23
March
2015
|
18:39
America/Tegucigalpa

Student team makes finals at 'Dragons' Den'-flavoured competition

Engineering, business students team up in international competition to solve real-world business challenges.

By RICHARD CAIRNEY

(Edmonton) It isn’t every day that extracurricular projects take on the dramatic tension of an episode of Dragons’ Den, but that’s what a group of University of Alberta students experienced as finalists in an international competition.

Faculty of Engineering students Ben Lakey and Thomas Dennehy, and Alberta School of Business students Steven Biggs and Brandon Foster, made it to the final three in the annual Engineering and Commerce Case Competition. After winning in divisional case competitions during the four-day event, the U of A team was guaranteed a spot in the final three.
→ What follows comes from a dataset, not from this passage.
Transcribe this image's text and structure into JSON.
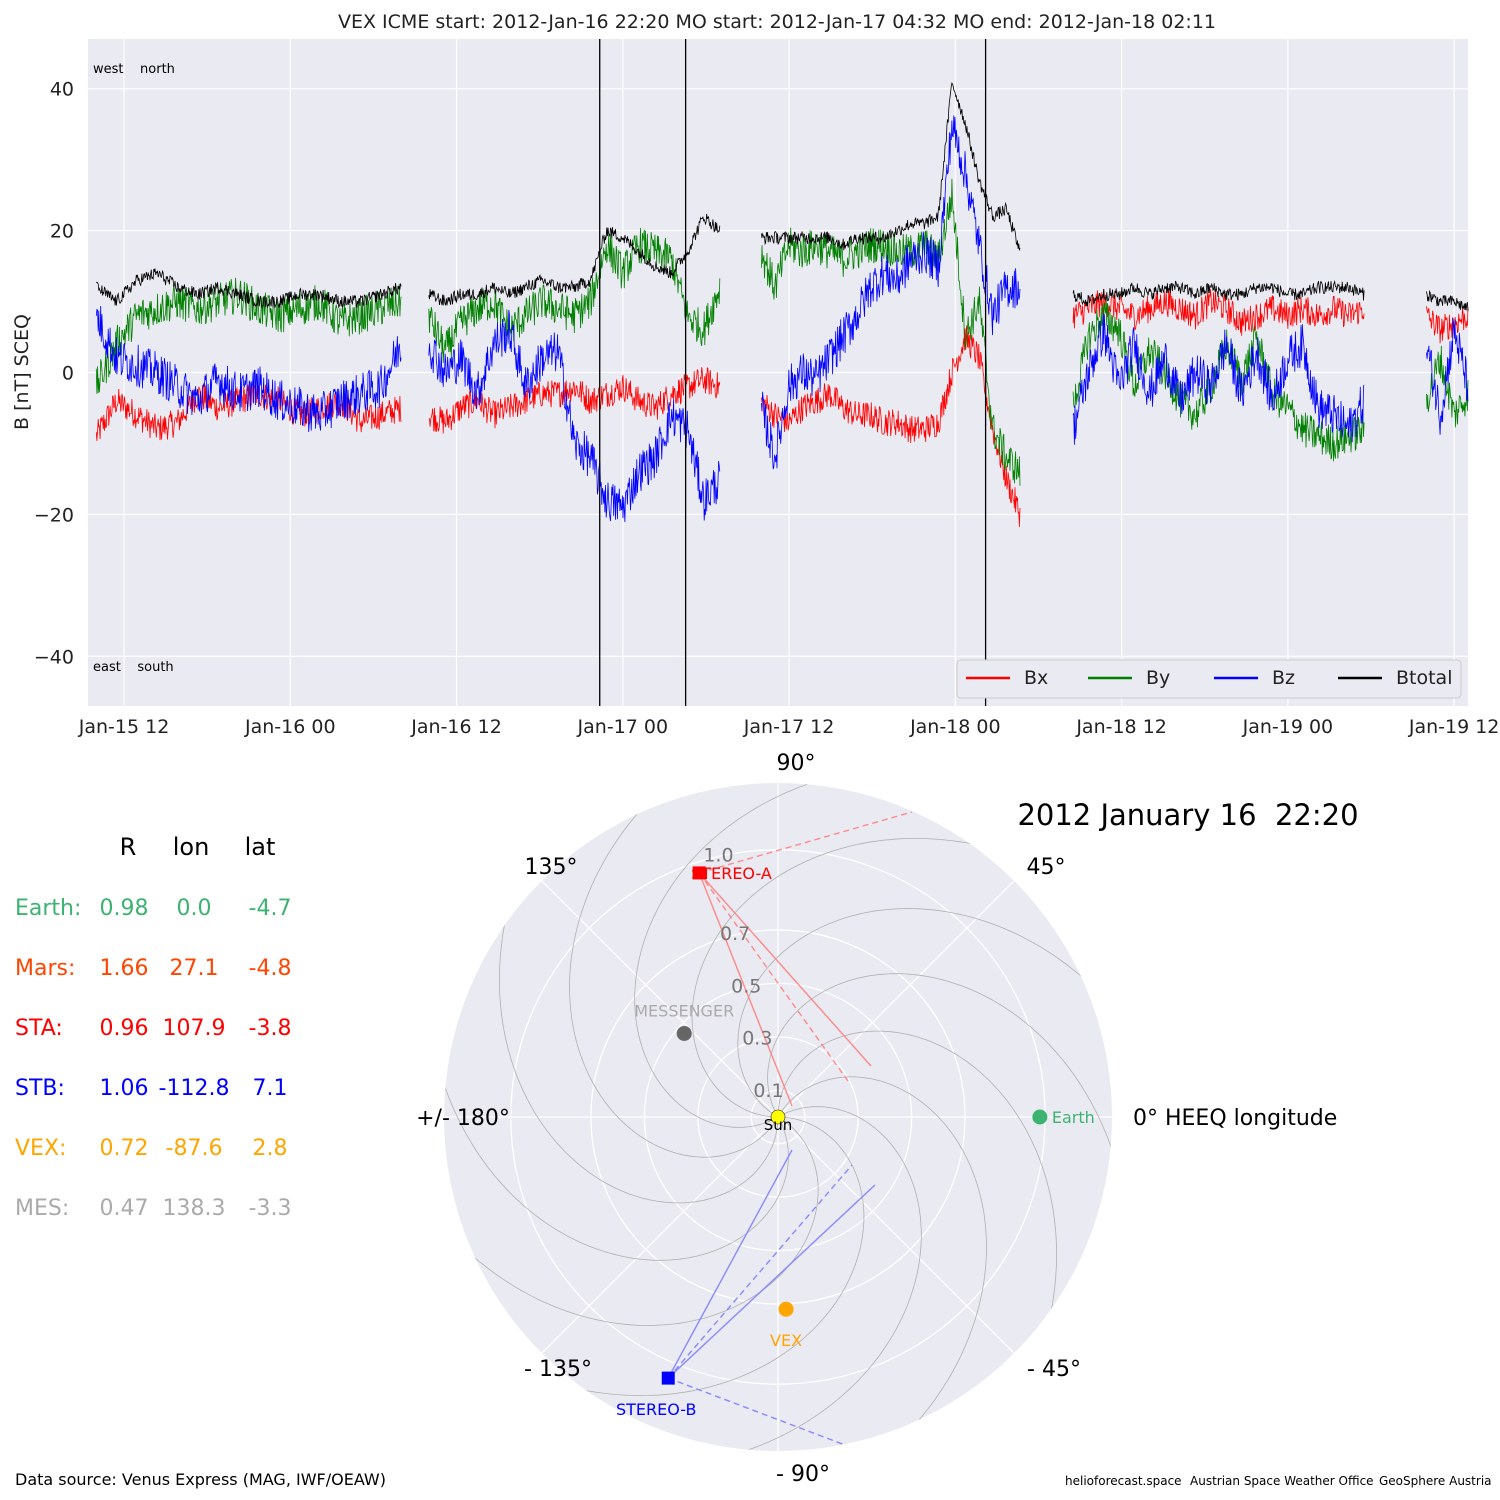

The competition presents teams of business and engineering students with real-world business challenges. Teams are given a fixed amount of time to develop technical and business solutions, and present their ideas.

On the final day, the teams were presented with a tricky challenge in which a construction firm was seeking ways to improve its bidding practices. Quebec has been embroiled in controversy over allegations of bribery and corruption in the construction industry, and the company wanted a bidding process that would help prevent unethical conduct from taking root in its operations.
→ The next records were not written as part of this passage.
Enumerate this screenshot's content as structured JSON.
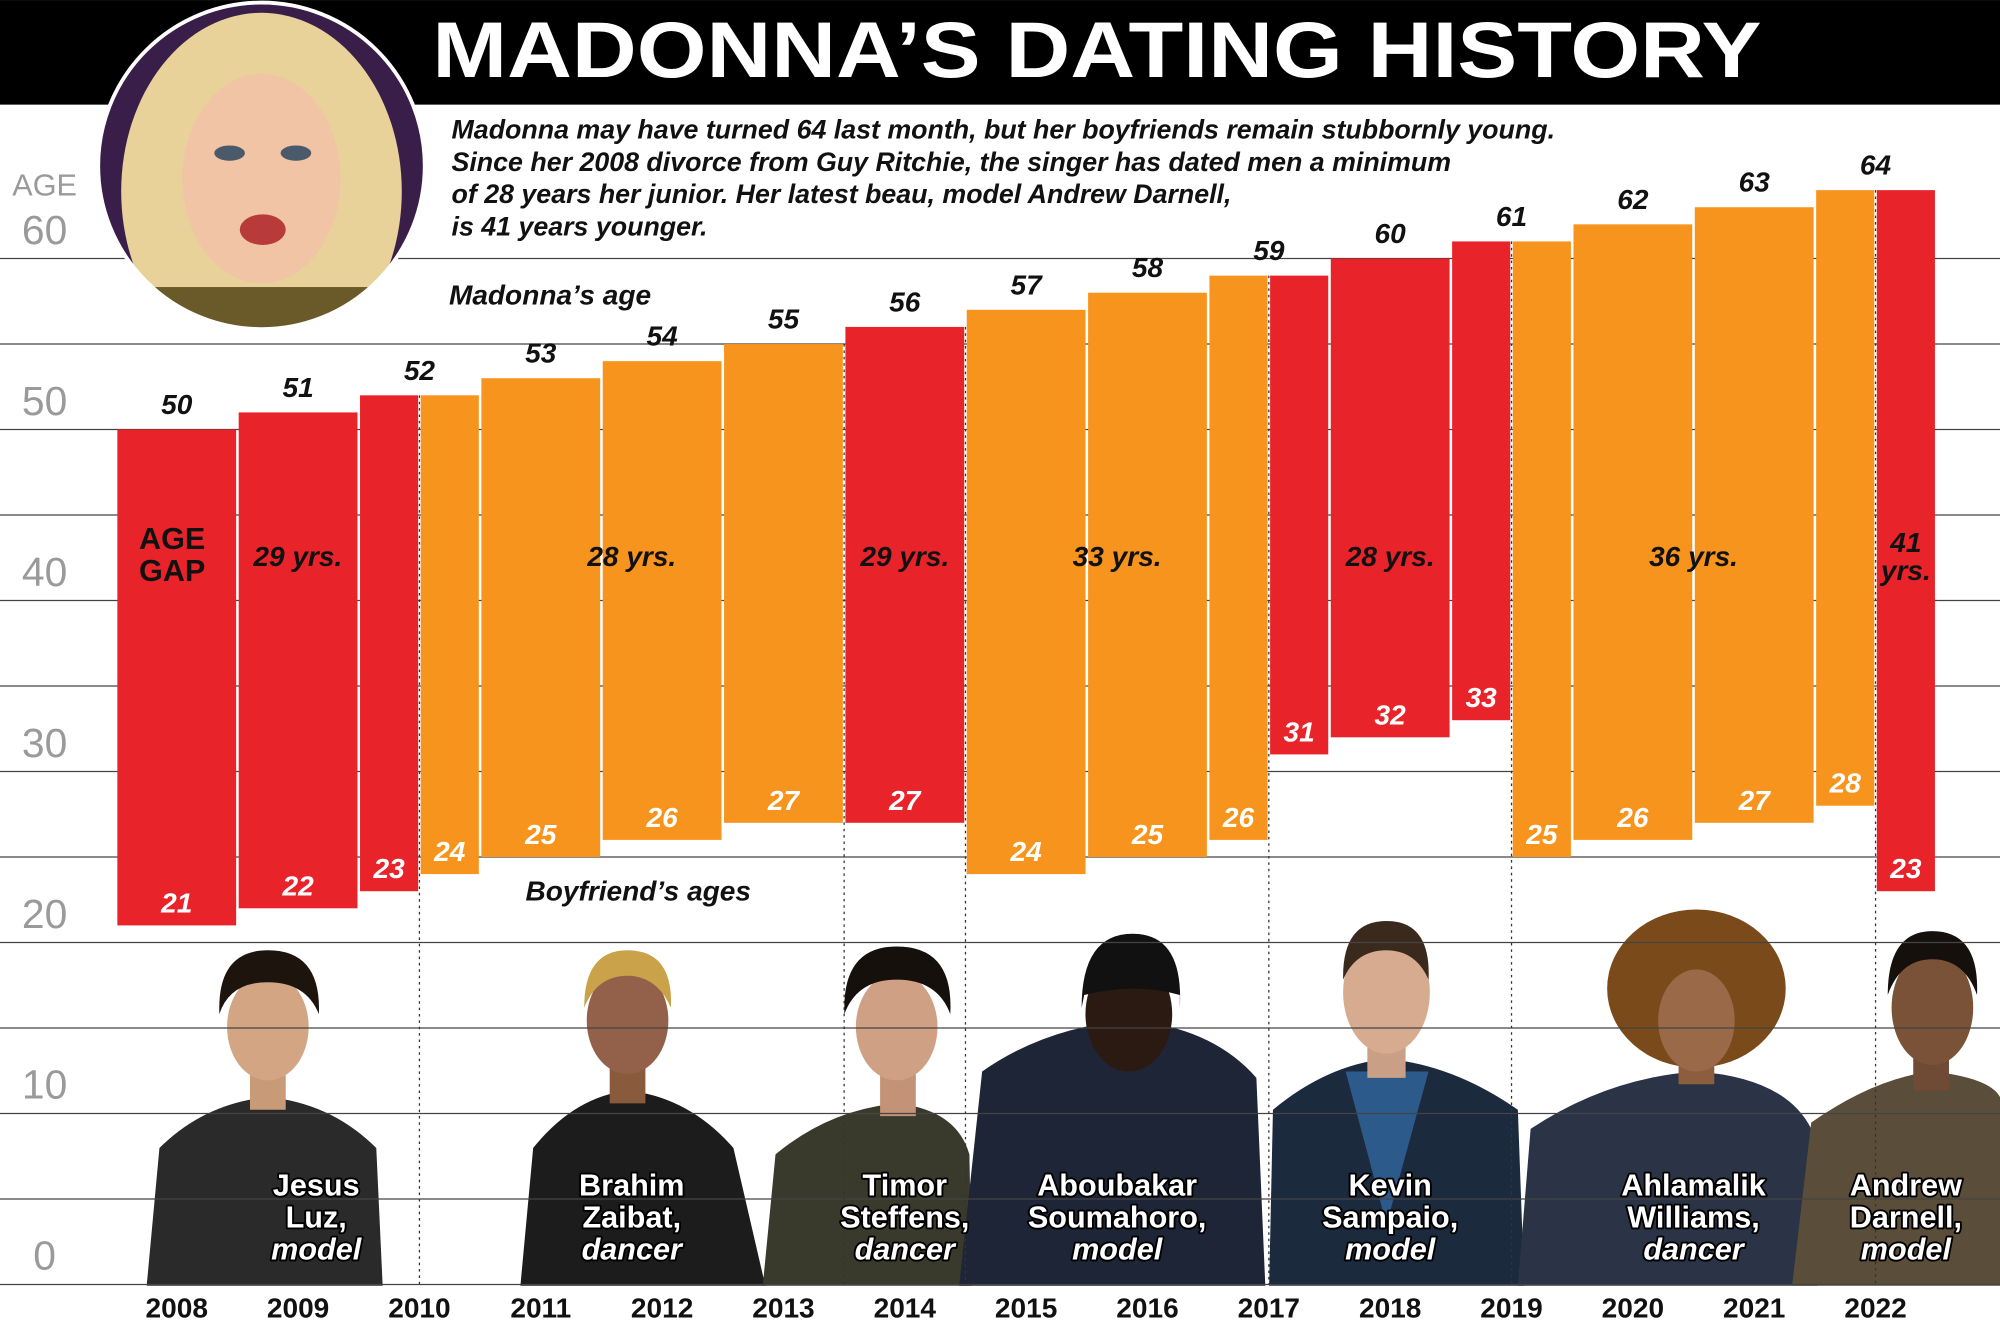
{
  "chart_data": {
    "type": "floating-bar",
    "title": "MADONNA’S DATING HISTORY",
    "subtitle": [
      "Madonna may have turned 64 last month, but her boyfriends remain stubbornly young.",
      "Since her 2008 divorce from Guy Ritchie, the singer has dated men a minimum",
      "of 28 years her junior. Her latest beau, model Andrew Darnell,",
      "is 41 years younger."
    ],
    "y_axis_label": "AGE",
    "annotations": {
      "madonna": "Madonna’s age",
      "boyfriends": "Boyfriend’s ages",
      "gap": [
        "AGE",
        "GAP"
      ]
    },
    "x": [
      2008,
      2009,
      2010,
      2011,
      2012,
      2013,
      2014,
      2015,
      2016,
      2017,
      2018,
      2019,
      2020,
      2021,
      2022
    ],
    "xlim": [
      2007.5,
      2022.5
    ],
    "ylim": [
      0,
      69
    ],
    "yticks": [
      0,
      10,
      20,
      30,
      40,
      50,
      60
    ],
    "minor_yticks": [
      5,
      15,
      25,
      35,
      45,
      55
    ],
    "grid": true,
    "madonna_ages": [
      50,
      51,
      52,
      53,
      54,
      55,
      56,
      57,
      58,
      59,
      60,
      61,
      62,
      63,
      64
    ],
    "boyfriends": [
      {
        "label": [
          "Jesus",
          "Luz,",
          "model"
        ],
        "color": "#e8232a",
        "age_gap": "29 yrs.",
        "periods": [
          {
            "x": [
              2007.5,
              2008.5
            ],
            "age": 21
          },
          {
            "x": [
              2008.5,
              2009.5
            ],
            "age": 22
          },
          {
            "x": [
              2009.5,
              2010
            ],
            "age": 23
          }
        ]
      },
      {
        "label": [
          "Brahim",
          "Zaibat,",
          "dancer"
        ],
        "color": "#f7941d",
        "age_gap": "28 yrs.",
        "periods": [
          {
            "x": [
              2010,
              2010.5
            ],
            "age": 24
          },
          {
            "x": [
              2010.5,
              2011.5
            ],
            "age": 25
          },
          {
            "x": [
              2011.5,
              2012.5
            ],
            "age": 26
          },
          {
            "x": [
              2012.5,
              2013.5
            ],
            "age": 27
          }
        ]
      },
      {
        "label": [
          "Timor",
          "Steffens,",
          "dancer"
        ],
        "color": "#e8232a",
        "age_gap": "29 yrs.",
        "periods": [
          {
            "x": [
              2013.5,
              2014.5
            ],
            "age": 27
          }
        ]
      },
      {
        "label": [
          "Aboubakar",
          "Soumahoro,",
          "model"
        ],
        "color": "#f7941d",
        "age_gap": "33 yrs.",
        "periods": [
          {
            "x": [
              2014.5,
              2015.5
            ],
            "age": 24
          },
          {
            "x": [
              2015.5,
              2016.5
            ],
            "age": 25
          },
          {
            "x": [
              2016.5,
              2017
            ],
            "age": 26
          }
        ]
      },
      {
        "label": [
          "Kevin",
          "Sampaio,",
          "model"
        ],
        "color": "#e8232a",
        "age_gap": "28 yrs.",
        "periods": [
          {
            "x": [
              2017,
              2017.5
            ],
            "age": 31
          },
          {
            "x": [
              2017.5,
              2018.5
            ],
            "age": 32
          },
          {
            "x": [
              2018.5,
              2019
            ],
            "age": 33
          }
        ]
      },
      {
        "label": [
          "Ahlamalik",
          "Williams,",
          "dancer"
        ],
        "color": "#f7941d",
        "age_gap": "36 yrs.",
        "periods": [
          {
            "x": [
              2019,
              2019.5
            ],
            "age": 25
          },
          {
            "x": [
              2019.5,
              2020.5
            ],
            "age": 26
          },
          {
            "x": [
              2020.5,
              2021.5
            ],
            "age": 27
          },
          {
            "x": [
              2021.5,
              2022
            ],
            "age": 28
          }
        ]
      },
      {
        "label": [
          "Andrew",
          "Darnell,",
          "model"
        ],
        "color": "#e8232a",
        "age_gap": [
          "41",
          "yrs."
        ],
        "periods": [
          {
            "x": [
              2022,
              2022.5
            ],
            "age": 23
          }
        ]
      }
    ]
  }
}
The U of A team developed two solutions: one was a process called Last Planner, which leaves a paper trail on all aspects of the bidding process, assigning accountability to individuals along the way. Another proposed solution was an automated system companies could use to analyze their own capacity to even prepare a bid on a job. The software would consider all manner of variables, from materials and labour costs to market and seasonal conditions, and even in-house expertise.

“The idea was to eliminate bidding on unsafe projects or projects that were unsuitable for the company,” said Lakey, who is in the final year of the mechanical engineering co-op program.

At the end of their final presentation, the team faced aggressive questioning from a six-member panel of judges, which included a vice-president of Siemens Canada.

“It was intimidating,” said Biggs. “They laid into us with some tough questions.”

To be fair, teams only had 10 hours to prepare their solutions and teams struggled with the fact that important information wasn’t included in the challenge as presented to them.

The U of A team, which worked under the supervision of Bill Pick, a former Dow Chemical executive who now holds the William Magee Chair in Process Design in the Department of Chemical and Materials Engineering, finished in third place out of 11 teams. The students are pleased with their performance and say they gained valuable experience.

“Doing presentations and getting more public speaking experience was a big deal for me,” said Lakey. “Engineering is a technical degree but communication skills are also very important. Any chance to get more experience doing presentations and working in teams is valuable.”

“Being part of this team and going through this competition changed the way I approach problem solving,” added Biggs. “We learned from [Pick] that there’s more than one solution to a problem and more than one way to arrive at a solution, so we really had to cover a lot of bases before presenting solutions to the people whose problems we were actually trying to solve.”

Biggs and Lakey agree that teamwork was a vital part of the group’s success. Because all four members have known one another for years, and because they’d practised solving cases with coaching from Pick and Brad Leonard (chemical engineering ’14), a member of last year’s winning team, they had an advantage over other teams.

Hosted by Concordia University in Montreal, the competition included a mix of students from universities around the world, including teams from Mexico, Israel and Egypt—and the teams were all encouraged to network with one another.

“I know it might sound cheesy to say, but we all made friends there,” said Biggs. “It was a great experience for all of us.”